Active since 2022, Qilin has become notorious for its chameleon-like adaptability. This cross-platform threat targets Windows and Linux/ESXi environments through phishing campaigns, exposed RDP services, VPN vulnerabilities, and even supply chain compromises.
What sets Qilin apart is its customizable nature. Each payload is tailored to each victim, with unique file extensions, ransom notes, and encryption modes, making signature-based detection nearly impossible. The group employs intermittent encryption, only encrypting select portions of files rather than entire datasets. This approach dramatically reduces the sudden, large-scale changes that typically alert security systems.
Their technical sophistication extends further: Qilin uses reflective DLL injection to run entirely in memory, leaving minimal disk traces. The malware actively terminates security processes, wipes Windows Event logs, deletes volume shadow copies, and removes itself after execution, systematically erasing evidence of its presence.
Appearing in 2023, Akira has rapidly become one of the most prolific ransomware families, targeting enterprises, universities, and critical services across multiple platforms. The group favors VPN vulnerabilities in Cisco, SonicWall, and Fortinet devices, combined with stolen credentials and phishing attacks.
Akira’s defining characteristic is its partial encryption strategy. Using command-line flags, attackers control what percentage of each file gets encrypted—just enough to render data unusable while avoiding the dramatic system changes that trigger alerts. Their hybrid encryption model, combining ChaCha20 and RSA, delivers blazing speed, compressing the window for detection and response.
The group also excels at “living off the land,” leveraging legitimate tools such as PowerShell, Rclone, and WinSCP for lateral movement and data exfiltration. By weaponizing trusted applications, Akira blends malicious activity with normal system operations. Before encryption begins, the malware systematically kills security processes and deletes backup mechanisms, leaving victims defenseless.
Operating globally since 2022, Play ransomware has targeted government agencies, financial institutions, and manufacturing giants across the US, Europe, and Latin America. Their attack vectors range from MSP compromises that enable downstream attacks to exploit vulnerabilities in RDP, Microsoft Exchange, and Fortinet systems, including zero-day exploits.

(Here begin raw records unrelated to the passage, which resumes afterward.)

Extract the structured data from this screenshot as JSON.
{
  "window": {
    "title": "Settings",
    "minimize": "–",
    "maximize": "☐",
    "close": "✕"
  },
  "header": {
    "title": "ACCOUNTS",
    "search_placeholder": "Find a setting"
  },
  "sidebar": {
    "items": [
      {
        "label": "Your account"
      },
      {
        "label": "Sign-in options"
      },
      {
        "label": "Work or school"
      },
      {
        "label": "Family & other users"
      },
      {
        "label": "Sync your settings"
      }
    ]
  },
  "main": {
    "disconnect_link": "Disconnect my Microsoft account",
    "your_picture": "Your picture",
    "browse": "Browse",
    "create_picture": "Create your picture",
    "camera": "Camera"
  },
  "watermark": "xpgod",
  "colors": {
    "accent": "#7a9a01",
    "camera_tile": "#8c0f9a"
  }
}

Play’s signature evasion technique is block-level intermittent encryption, encrypting selective segments (for example, every other 0x100000 bytes) rather than entire files. This dramatically reduces the footprint of file modifications, making detection extremely difficult. Each attack uses a uniquely recompiled binary with different hash signatures, defeating signature-based security tools.

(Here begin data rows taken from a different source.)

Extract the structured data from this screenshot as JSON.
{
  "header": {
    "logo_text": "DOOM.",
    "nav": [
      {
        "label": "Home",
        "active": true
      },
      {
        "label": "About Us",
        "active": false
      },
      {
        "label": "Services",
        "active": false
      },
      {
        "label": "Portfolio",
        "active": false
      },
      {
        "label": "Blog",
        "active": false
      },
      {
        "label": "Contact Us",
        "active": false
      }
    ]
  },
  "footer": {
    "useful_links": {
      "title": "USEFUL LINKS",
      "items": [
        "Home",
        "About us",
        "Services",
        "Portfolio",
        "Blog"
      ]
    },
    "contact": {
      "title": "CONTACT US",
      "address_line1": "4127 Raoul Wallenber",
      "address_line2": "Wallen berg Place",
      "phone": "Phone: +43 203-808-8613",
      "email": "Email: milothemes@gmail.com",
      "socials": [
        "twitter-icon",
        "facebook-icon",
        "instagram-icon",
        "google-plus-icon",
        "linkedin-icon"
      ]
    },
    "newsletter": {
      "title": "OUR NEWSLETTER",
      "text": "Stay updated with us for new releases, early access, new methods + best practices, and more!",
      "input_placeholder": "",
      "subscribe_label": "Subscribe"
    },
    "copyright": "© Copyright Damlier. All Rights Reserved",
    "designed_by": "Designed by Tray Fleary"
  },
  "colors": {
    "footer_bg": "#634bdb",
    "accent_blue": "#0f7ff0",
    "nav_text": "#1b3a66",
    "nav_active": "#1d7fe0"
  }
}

The group deliberately avoids encrypting system files, preventing crashes that would immediately alert users or trigger automated responses. Data is compressed and segmented for exfiltration before encryption, and ransom notes are strategically placed in obscure locations, thereby delaying discovery until maximum damage is done.
Despite their differences, all three groups share a unified strategy:
Traditional security tools struggle because they’re designed to catch obvious, large-scale anomalies. These variants succeed precisely because they’ve learned to stay beneath those detection thresholds.

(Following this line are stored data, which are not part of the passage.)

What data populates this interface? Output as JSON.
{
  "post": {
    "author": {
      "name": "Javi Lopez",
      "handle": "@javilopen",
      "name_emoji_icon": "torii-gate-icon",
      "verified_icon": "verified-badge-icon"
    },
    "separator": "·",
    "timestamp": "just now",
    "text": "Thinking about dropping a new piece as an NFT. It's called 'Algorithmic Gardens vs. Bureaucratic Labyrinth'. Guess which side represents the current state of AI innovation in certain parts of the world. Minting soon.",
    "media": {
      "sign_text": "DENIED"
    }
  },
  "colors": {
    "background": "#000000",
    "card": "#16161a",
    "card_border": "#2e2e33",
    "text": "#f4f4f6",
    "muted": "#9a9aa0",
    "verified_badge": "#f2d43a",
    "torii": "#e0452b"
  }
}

The reality is stark: it’s not if your organization will be targeted, but when. Network perimeter defenses, while essential, cannot guarantee prevention. What organizations need is the ability to detect data corruption the moment it begins, regardless of how stealthy the attack.
CyberSense addresses this challenge by continuously monitoring data integrity across critical files and databases. Rather than relying on behavioral patterns or signatures that sophisticated ransomware is designed to evade, CyberSense monitors the actual integrity of your data itself.
When Qilin’s intermittent encryption begins corrupting files, when Akira’s partial encryption modifies even small percentages of data, or when Play’s block-level encryption starts its selective destruction, CyberSense detects these changes in real-time. The CyberSense Research Lab has confirmed CyberSense’s ability to identify attacks from all three variants, as well as thousands of other ransomware families.
This early detection capability is critical. The faster you identify data corruption, the smaller the blast radius, the faster the recovery, and the lower the overall impact. CyberSense provides the confidence that even when sophisticated attackers breach your perimeter defenses, you’ll know when they touch your critical data, giving you the precious time needed to respond, isolate, and recover.
As ransomware groups continually evolve in their evasion techniques, monitoring data integrity is much more than an additional layer of defense. It’s becoming the essential last line of protection.